In medical news, women around the globe might be interested to hear about a new birth control pill which the FDA has just approved: Lybrel is the first pill that is supposed to put an end to women’s menstrual periods INDEFINITELY. No one can dispute the benefits of such a pill for many women whose lives are turned upside down once a month at the onset of a period, but the question that is preying on my mind relates to the halachic ramifications of taking such a pill.

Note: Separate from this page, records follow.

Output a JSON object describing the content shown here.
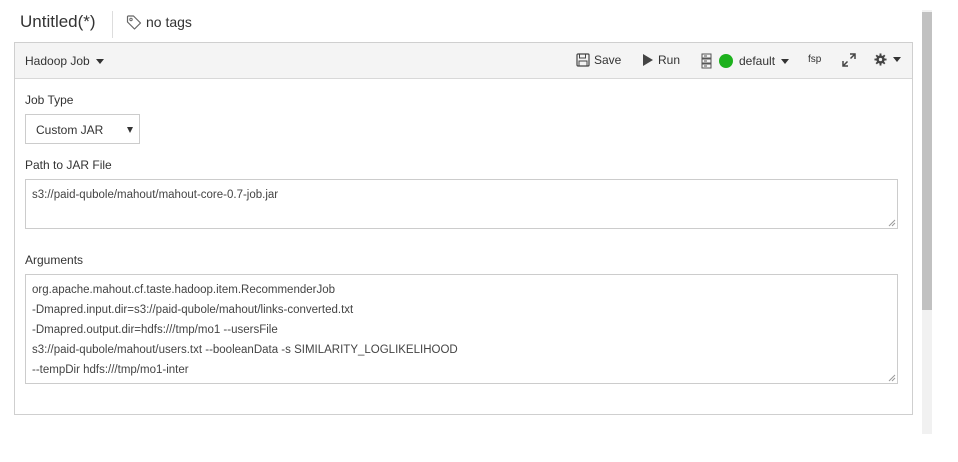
{
  "header": {
    "title": "Untitled(*)",
    "tags_label": "no tags"
  },
  "toolbar": {
    "type_label": "Hadoop Job",
    "save_label": "Save",
    "run_label": "Run",
    "cluster_label": "default",
    "cluster_status_color": "#1db11d",
    "fsp_label": "fsp"
  },
  "form": {
    "job_type_label": "Job Type",
    "job_type_value": "Custom JAR",
    "jar_path_label": "Path to JAR File",
    "jar_path_value": "s3://paid-qubole/mahout/mahout-core-0.7-job.jar",
    "arguments_label": "Arguments",
    "arguments_lines": [
      "org.apache.mahout.cf.taste.hadoop.item.RecommenderJob",
      "-Dmapred.input.dir=s3://paid-qubole/mahout/links-converted.txt",
      "-Dmapred.output.dir=hdfs:///tmp/mo1 --usersFile",
      "s3://paid-qubole/mahout/users.txt --booleanData -s SIMILARITY_LOGLIKELIHOOD",
      "--tempDir hdfs:///tmp/mo1-inter"
    ]
  },
  "icons": {
    "tag": "tag-icon",
    "save": "floppy-disk-icon",
    "run": "play-icon",
    "cluster": "server-icon",
    "expand": "expand-arrows-icon",
    "settings": "gear-icon"
  }
}
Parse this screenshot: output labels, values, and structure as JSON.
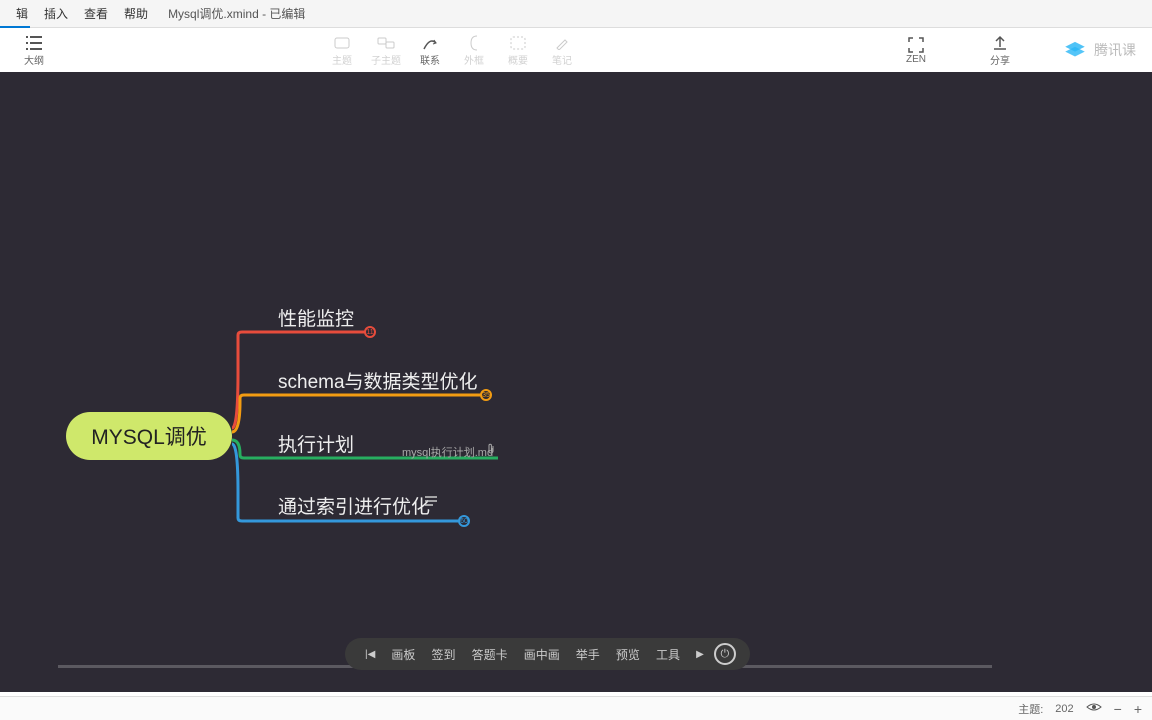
{
  "menu": {
    "edit": "辑",
    "insert": "插入",
    "view": "查看",
    "help": "帮助"
  },
  "window_title": "Mysql调优.xmind - 已编辑",
  "toolbar": {
    "outline": "大纲",
    "topic": "主题",
    "subtopic": "子主题",
    "relation": "联系",
    "summary": "外框",
    "boundary": "概要",
    "marker": "笔记",
    "zen": "ZEN",
    "share": "分享",
    "brand": "腾讯课"
  },
  "mindmap": {
    "root": "MYSQL调优",
    "branches": [
      {
        "label": "性能监控",
        "color": "#e74c3c",
        "collapse": "11"
      },
      {
        "label": "schema与数据类型优化",
        "color": "#f39c12",
        "collapse": "35"
      },
      {
        "label": "执行计划",
        "color": "#27ae60",
        "attachment": "mysql执行计划.md"
      },
      {
        "label": "通过索引进行优化",
        "color": "#3498db",
        "has_notes": true,
        "collapse": "60"
      }
    ]
  },
  "player": {
    "board": "画板",
    "signin": "签到",
    "quiz": "答题卡",
    "pip": "画中画",
    "raise": "举手",
    "preview": "预览",
    "tools": "工具"
  },
  "status": {
    "topics_label": "主题:",
    "topics_count": "202",
    "zoom_out": "−",
    "zoom_in": "+"
  }
}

Taharat HaMishpacha is a mitzva, a commandment, that is given to women. For two weeks of the month, at the onset of a woman’s period, a married couple are supposed to refrain from physical contact. During this time, a woman is considered to be a “niddah,” meaning “to be separate.” Seven days following the end of her period, a woman immerses herself in a mikvah, a ritual bath, after which time she can resume physical contact with her husband. These laws of family purity are designed to enhance the physical and spiritual relationship between a married man and woman.
I am wondering what the rabbis will say about the permissibility of taking such a pill that will suppress the period, thereby rendering the laws of family purity irrelevant. Although taking birth control pills is not ordinarily permissible according to the Jewish law, exceptions are frequently made when couples are not capable, for either emotional or financial reasons, of having more children at that stage of their lives. But I can’t imagine what the Jewish Orthodox perspective would be regarding a pill that puts an end to the menstrual cycle altogether.